Update: Clemson University has renamed the John C. Calhoun Honors College to Clemson University Honors College. The university has also restored Tillman Hall to its original name, Main Building (commonly known as “Old Main”). This comes after public pressure from many in the community, including former football stars Deshaun Watson and DeAndre Hopkins, to have the name taken off public buildings around campus.

“Our Trustees’ leadership today sends a clear message that Clemson University intends to be a place where all our students, employees and guests feel welcome,” Clemson president Jim Clements said. “Our work in this area is far from finished, but we are committed to building on the progress we have made in the areas of diversity and inclusivity as we strive to serve our entire state and the nation.”

Original story (June 9)

Former Clemson stars DeAndre Hopkins and Deshaun Watson have joined a petition to remove John C. Calhoun’s name from the university’s honors college. The two players shared a link to the petition on Twitter with Hopkins adding on Instagram, “I felt this oppressive figure during my time at Clemson and purposely do not mention the University’s name before NFL games because of it.” 
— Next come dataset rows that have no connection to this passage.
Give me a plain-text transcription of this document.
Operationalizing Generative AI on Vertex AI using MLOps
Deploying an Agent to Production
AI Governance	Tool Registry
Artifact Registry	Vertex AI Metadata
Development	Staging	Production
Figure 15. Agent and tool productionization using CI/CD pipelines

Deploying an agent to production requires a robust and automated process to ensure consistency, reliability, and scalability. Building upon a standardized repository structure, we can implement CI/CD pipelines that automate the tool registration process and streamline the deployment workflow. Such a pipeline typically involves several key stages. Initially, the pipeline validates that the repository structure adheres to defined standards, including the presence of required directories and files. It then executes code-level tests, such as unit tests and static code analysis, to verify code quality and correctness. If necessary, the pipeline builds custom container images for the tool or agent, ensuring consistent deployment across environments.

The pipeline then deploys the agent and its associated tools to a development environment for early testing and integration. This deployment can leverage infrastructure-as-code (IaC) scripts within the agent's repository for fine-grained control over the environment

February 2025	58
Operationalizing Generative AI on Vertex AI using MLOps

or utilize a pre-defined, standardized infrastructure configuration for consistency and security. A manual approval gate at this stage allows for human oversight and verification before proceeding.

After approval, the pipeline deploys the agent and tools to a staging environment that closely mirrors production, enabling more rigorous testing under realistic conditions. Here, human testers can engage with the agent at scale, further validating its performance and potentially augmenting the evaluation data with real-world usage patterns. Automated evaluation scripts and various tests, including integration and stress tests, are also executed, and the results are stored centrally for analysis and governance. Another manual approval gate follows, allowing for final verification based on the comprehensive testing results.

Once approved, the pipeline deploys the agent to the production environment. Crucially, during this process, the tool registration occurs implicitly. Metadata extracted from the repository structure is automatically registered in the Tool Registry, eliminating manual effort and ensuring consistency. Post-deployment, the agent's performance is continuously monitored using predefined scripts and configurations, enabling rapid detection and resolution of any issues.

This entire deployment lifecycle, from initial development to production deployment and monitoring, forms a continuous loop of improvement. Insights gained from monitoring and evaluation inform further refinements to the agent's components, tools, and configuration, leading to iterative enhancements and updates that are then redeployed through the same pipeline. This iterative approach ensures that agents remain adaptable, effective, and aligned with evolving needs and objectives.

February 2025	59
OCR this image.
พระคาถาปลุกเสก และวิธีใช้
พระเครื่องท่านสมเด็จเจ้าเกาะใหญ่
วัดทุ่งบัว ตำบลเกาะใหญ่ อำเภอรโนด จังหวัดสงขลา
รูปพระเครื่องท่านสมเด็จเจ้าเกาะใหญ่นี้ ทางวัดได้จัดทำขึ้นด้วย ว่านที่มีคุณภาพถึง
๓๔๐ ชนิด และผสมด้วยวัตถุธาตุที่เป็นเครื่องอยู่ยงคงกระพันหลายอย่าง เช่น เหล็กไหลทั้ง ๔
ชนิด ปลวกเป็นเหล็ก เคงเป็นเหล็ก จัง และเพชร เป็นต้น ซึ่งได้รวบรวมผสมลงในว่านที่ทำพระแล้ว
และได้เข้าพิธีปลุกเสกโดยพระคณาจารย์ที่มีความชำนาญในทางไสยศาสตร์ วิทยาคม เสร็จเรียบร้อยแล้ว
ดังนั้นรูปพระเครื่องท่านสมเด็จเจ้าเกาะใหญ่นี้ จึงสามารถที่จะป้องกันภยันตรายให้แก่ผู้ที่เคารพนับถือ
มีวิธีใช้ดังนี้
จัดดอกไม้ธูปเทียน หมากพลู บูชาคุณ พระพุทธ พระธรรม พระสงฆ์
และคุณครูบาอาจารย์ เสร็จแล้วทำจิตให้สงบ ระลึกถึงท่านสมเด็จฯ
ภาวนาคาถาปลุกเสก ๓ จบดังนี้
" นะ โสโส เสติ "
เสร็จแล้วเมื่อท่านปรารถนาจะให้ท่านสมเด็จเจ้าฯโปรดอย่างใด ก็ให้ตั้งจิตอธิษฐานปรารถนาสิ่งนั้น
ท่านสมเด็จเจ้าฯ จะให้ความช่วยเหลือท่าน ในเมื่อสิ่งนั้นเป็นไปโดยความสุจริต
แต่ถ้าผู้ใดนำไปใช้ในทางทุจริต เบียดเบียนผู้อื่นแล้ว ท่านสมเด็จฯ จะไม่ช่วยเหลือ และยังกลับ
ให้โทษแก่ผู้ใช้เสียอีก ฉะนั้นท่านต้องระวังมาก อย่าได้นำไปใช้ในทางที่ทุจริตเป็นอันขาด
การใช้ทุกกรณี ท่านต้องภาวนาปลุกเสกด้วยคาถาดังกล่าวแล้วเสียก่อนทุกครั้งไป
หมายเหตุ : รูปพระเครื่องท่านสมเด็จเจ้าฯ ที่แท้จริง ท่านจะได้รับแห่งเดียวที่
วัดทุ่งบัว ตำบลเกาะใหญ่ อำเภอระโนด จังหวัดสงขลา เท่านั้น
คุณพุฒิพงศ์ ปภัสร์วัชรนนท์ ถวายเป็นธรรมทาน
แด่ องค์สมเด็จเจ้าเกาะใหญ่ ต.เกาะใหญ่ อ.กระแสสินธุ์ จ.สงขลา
The Change.org petition states: “Clemson’s Honors College was founded in 1962, but Calhoun’s name was not added until 1981. To change the name of the college, therefore, is not to ‘erase history’; rather, it is to acknowledge that our understanding of history has evolved. To maintain the name, on the other hand, is to convey Clemson University’s continued indifference toward a history of institutional racism and state-sanctioned violence against Black life. South Carolina’s Heritage Act says nothing about the names of academic programs. It was a choice to rename the Honors College in 1981, and it remains a choice now.” 
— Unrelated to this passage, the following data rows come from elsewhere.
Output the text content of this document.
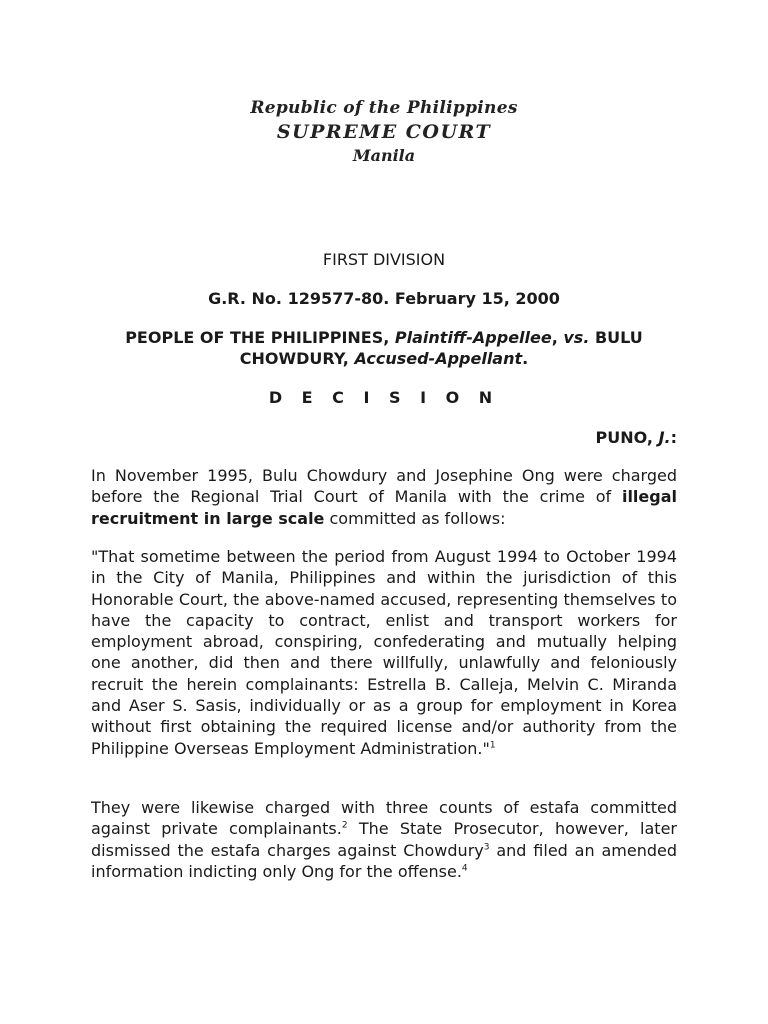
Republic of the Philippines
SUPREME COURT
Manila
FIRST DIVISION
G.R. No. 129577-80. February 15, 2000
PEOPLE OF THE PHILIPPINES, Plaintiff-Appellee, vs. BULU CHOWDURY, Accused-Appellant.
D E C I S I O N
PUNO, J.:

In November 1995, Bulu Chowdury and Josephine Ong were charged before the Regional Trial Court of Manila with the crime of illegal recruitment in large scale committed as follows:

"That sometime between the period from August 1994 to October 1994 in the City of Manila, Philippines and within the jurisdiction of this Honorable Court, the above-named accused, representing themselves to have the capacity to contract, enlist and transport workers for employment abroad, conspiring, confederating and mutually helping one another, did then and there willfully, unlawfully and feloniously recruit the herein complainants: Estrella B. Calleja, Melvin C. Miranda and Aser S. Sasis, individually or as a group for employment in Korea without first obtaining the required license and/or authority from the Philippine Overseas Employment Administration."$^1$

They were likewise charged with three counts of estafa committed against private complainants.$^2$ The State Prosecutor, however, later dismissed the estafa charges against Chowdury$^3$ and filed an amended information indicting only Ong for the offense.$^4$
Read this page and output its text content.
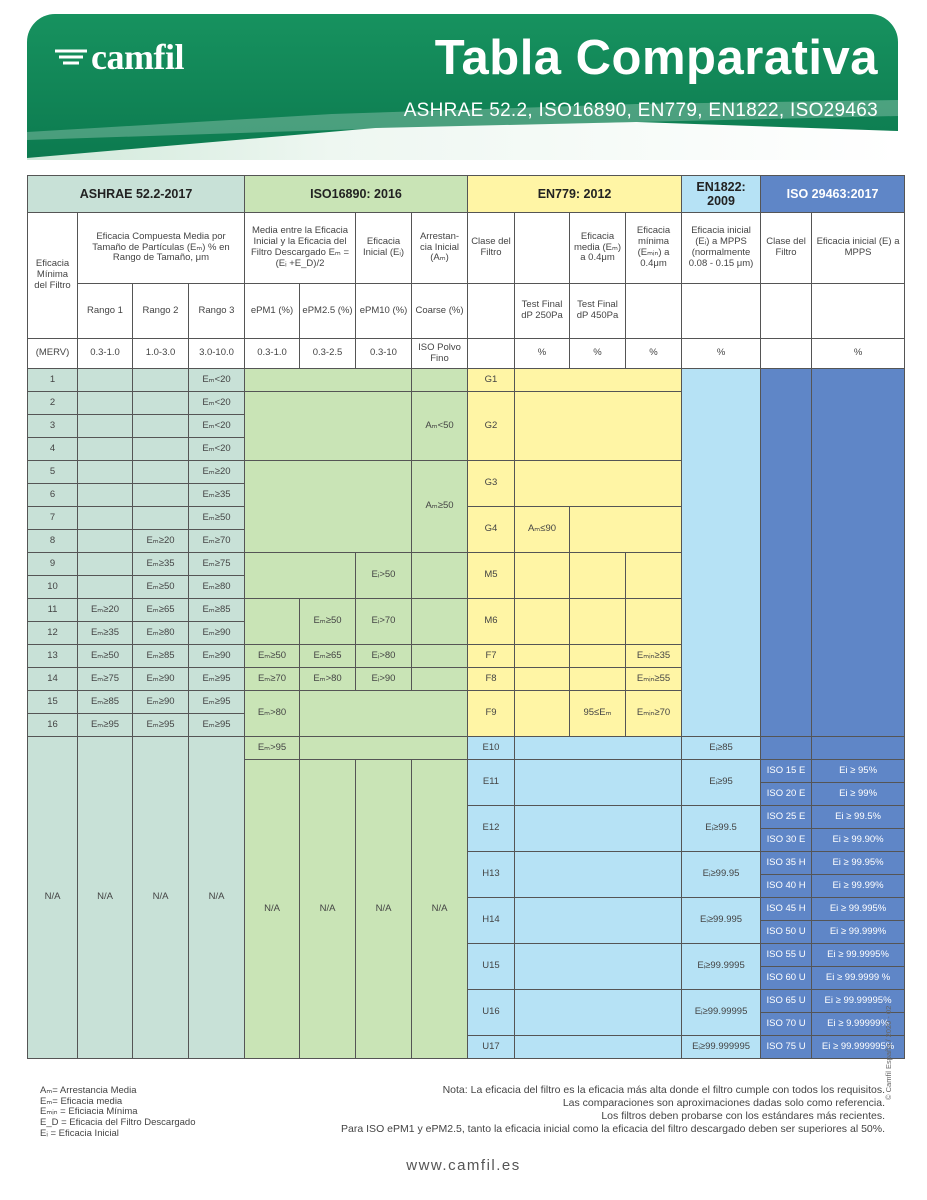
camfil	Tabla Comparativa
ASHRAE 52.2, ISO16890, EN779, EN1822, ISO29463
ASHRAE 52.2-2017				ISO16890: 2016				EN779: 2012				EN1822: 2009	ISO 29463:2017	
Eficacia Mínima del Filtro	Eficacia Compuesta Media por Tamaño de Partículas (Eₘ) % en Rango de Tamaño, μm			Media entre la Eficacia Inicial y la Eficacia del Filtro Descargado Eₘ = (Eᵢ +E_D)/2		Eficacia Inicial (Eᵢ)	Arrestan-cia Inicial (Aₘ)	Clase del Filtro		Eficacia media (Eₘ) a 0.4μm	Eficacia mínima (Eₘᵢₙ) a 0.4μm	Eficacia inicial (Eᵢ) a MPPS (normalmente 0.08 - 0.15 μm)	Clase del Filtro	Eficacia inicial (E) a MPPS
	Rango 1	Rango 2	Rango 3	ePM1 (%)	ePM2.5 (%)	ePM10 (%)	Coarse (%)		Test Final dP 250Pa	Test Final dP 450Pa				
(MERV)	0.3-1.0	1.0-3.0	3.0-10.0	0.3-1.0	0.3-2.5	0.3-10	ISO Polvo Fino		%	%	%	%		%
1			Eₘ<20					G1						
2			Eₘ<20				Aₘ<50	G2						
3			Eₘ<20											
4			Eₘ<20											
5			Eₘ≥20				Aₘ≥50	G3						
6			Eₘ≥35											
7			Eₘ≥50					G4	Aₘ≤90					
8		Eₘ≥20	Eₘ≥70											
9		Eₘ≥35	Eₘ≥75			Eᵢ>50		M5						
10		Eₘ≥50	Eₘ≥80											
11	Eₘ≥20	Eₘ≥65	Eₘ≥85		Eₘ≥50	Eᵢ>70		M6						
12	Eₘ≥35	Eₘ≥80	Eₘ≥90											
13	Eₘ≥50	Eₘ≥85	Eₘ≥90	Eₘ≥50	Eₘ≥65	Eᵢ>80		F7			Eₘᵢₙ≥35			
14	Eₘ≥75	Eₘ≥90	Eₘ≥95	Eₘ≥70	Eₘ>80	Eᵢ>90		F8			Eₘᵢₙ≥55			
15	Eₘ≥85	Eₘ≥90	Eₘ≥95	Eₘ>80				F9		95≤Eₘ	Eₘᵢₙ≥70			
16	Eₘ≥95	Eₘ≥95	Eₘ≥95											
N/A	N/A	N/A	N/A	Eₘ>95				E10				Eᵢ≥85		
				N/A	N/A	N/A	N/A	E11				Eᵢ≥95	ISO 15 E	Ei ≥ 95%
													ISO 20 E	Ei ≥ 99%
								E12				Eᵢ≥99.5	ISO 25 E	Ei ≥ 99.5%
													ISO 30 E	Ei ≥ 99.90%
								H13				Eᵢ≥99.95	ISO 35 H	Ei ≥ 99.95%
													ISO 40 H	Ei ≥ 99.99%
								H14				Eᵢ≥99.995	ISO 45 H	Ei ≥ 99.995%
													ISO 50 U	Ei ≥ 99.999%
								U15				Eᵢ≥99.9995	ISO 55 U	Ei ≥ 99.9995%
													ISO 60 U	Ei ≥ 99.9999 %
								U16				Eᵢ≥99.99995	ISO 65 U	Ei ≥ 99.99995%
													ISO 70 U	Ei ≥ 9.99999%
								U17				Eᵢ≥99.999995	ISO 75 U	Ei ≥ 99.999995%
Aₘ= Arrestancia Media
Eₘ= Eficacia media
Eₘᵢₙ = Eficiacia Mínima
E_D = Eficacia del Filtro Descargado
Eᵢ = Eficacia Inicial
Nota: La eficacia del filtro es la eficacia más alta donde el filtro cumple con todos los requisitos.
Las comparaciones son aproximaciones dadas solo como referencia.
Los filtros deben probarse con los estándares más recientes.
Para ISO ePM1 y ePM2.5, tanto la eficacia inicial como la eficacia del filtro descargado deben ser superiores al 50%.
www.camfil.es
© Camfil España / 2020 - 02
A South Carolina native and longtime politician of approximately 40 years, Calhoun served as the former vice president under John Quincy Adams and Andrew Jackson from 1825-33. He was an “ardent believer in white supremacy” according to Clemson’s own website, and owned roughly 70-80 slaves on his Fort Hill Plantation, where the campus is built. 

Hopkins and Watson attended Clemson from 2010-12 and 2014-16, respectively, and are two of the best football players to ever suit up for the Tigers. They were teammates on the Houston Texans before Hopkins was traded to the Arizona Cardinals this offseason. 

Clemson’s football program has come under fire recently in the wake of George Floyd’s murder on May 25. According to former tight end D.J. Greenlee, Tigers assistant Danny Pearman used a racial slur in speaking with him during a 2017 practice. Pearman, who is white, claims he was repeating the word he heard from Greenlee, who is black. 

On Monday night, coach Dabo Swinney released a 14-minute message during which he recounted the Pearman incident. “There are a lot of things I don’t allow in our program but when things happen we deal with it,” Swinney said. “Sometimes it’s in private, sometimes it’s in public. This particular case the player came to me in private and we handled it in private.”